Hi folks, I was selecting a stroller for my 1-year-old daughter and decided to post here and take advantage of the of your folks experience. I'm almost 100% sure, that I'll go with one of Thule strollers, as I've got a bike rach and a roof-mounted cargo box, which I am happy about. Yet, I've never dealt with a stroller by myself, that's why I want to be sure that I am buying a good thing. My first concern is safety, as she is very little. I've read about these strollers and in youtube reviews people say that they are fine... but what about the reality? Also, are there any legal restrictions for the strollers (kid's age, weight, bike specs, etc.)?


----------



## Sixmile (4 Sep 2018)

Can I take it that you're looking a bike trailer or have I got it all wrong? If it is a trailer you're looking...
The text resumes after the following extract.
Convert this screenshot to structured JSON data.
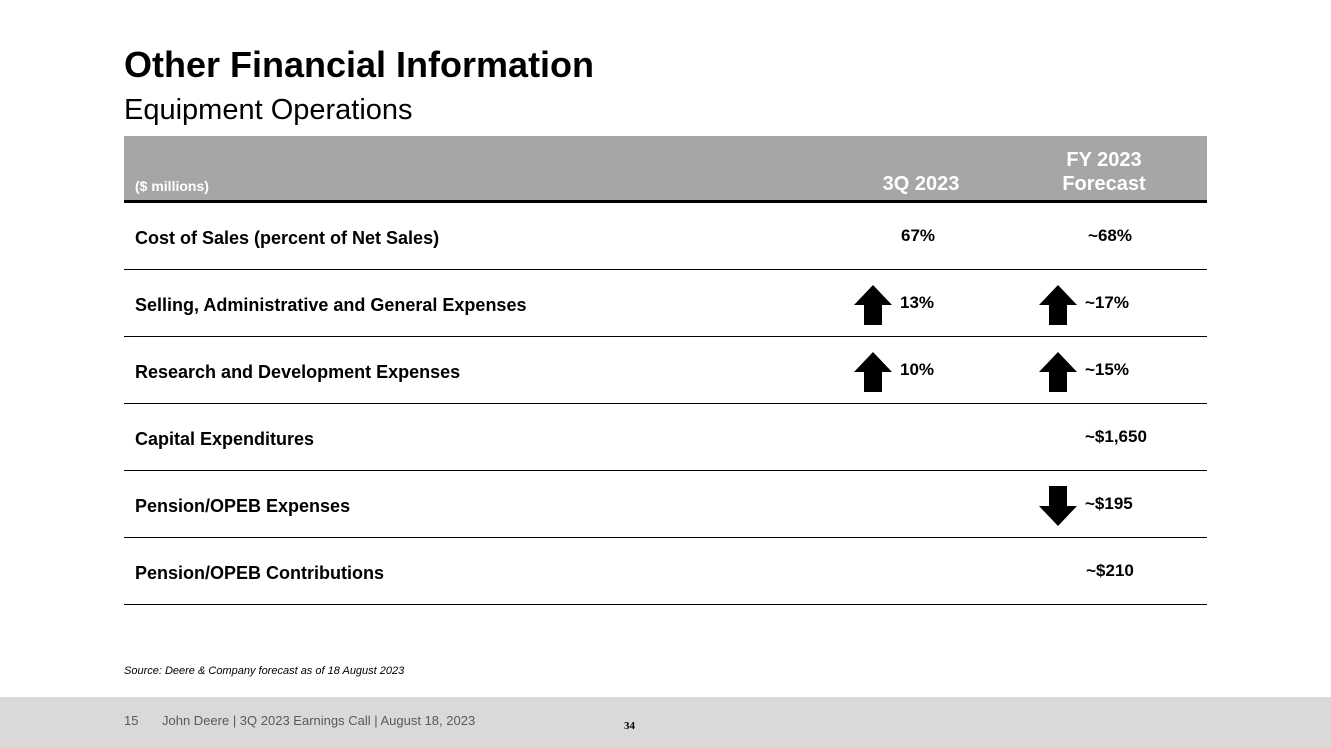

As you can see from my avatar, I have a trailer and am in my 3rd summer of using it with two kids. It's been a fantastic purchase and it has been worth every penny. I had initially purchased a pretty cheap jobby but after one run realised that it wasn't going to cut it. After A LOT of looking around I settled on the Croozer Kid for 2. It hasn't missed a beat, it is really sturdy, waterproof, comfortable with loads of storage room. The fact that it came with all the bits to make it into what I would call a stroller and also with a smaller pram wheel meant that it covered us for so many angles.


----------



## KyleRJ87 (5 Sep 2018)

I appreciate your reply, man. Yes, that's exactly what I meant. And if you've been using it for almost 3 years and you love it, I believe we badly need 1 for our daughter, as with time such rides will be even more fun for her! I will definitely look into the Croozer Kid, even though I thought I have already made a decision on what brand we'll stick to. 
Thule Chariot Cheetah XT and Thule - Coaster XT
I was selecting between these 2, but as for now I know way less about these strollers than I wanted to.


----------



## Sixmile (6 Sep 2018)

I don't really know too much about the Thule stuff apart from they are double the price of the Croozers and a lady once talked to us when she seen us with the trailer and said that she had a Chariot and really wished that she had went for the Croozer instead. Also, that wasn't in response to just looking at ours. I think the Thule ones come with suspension possibly but I can't say having no suspension has ever been an issue for us, even when fully loaded. The space in the Croozer is what really sold it to us, we've done camping trips and week long tours in it.


----------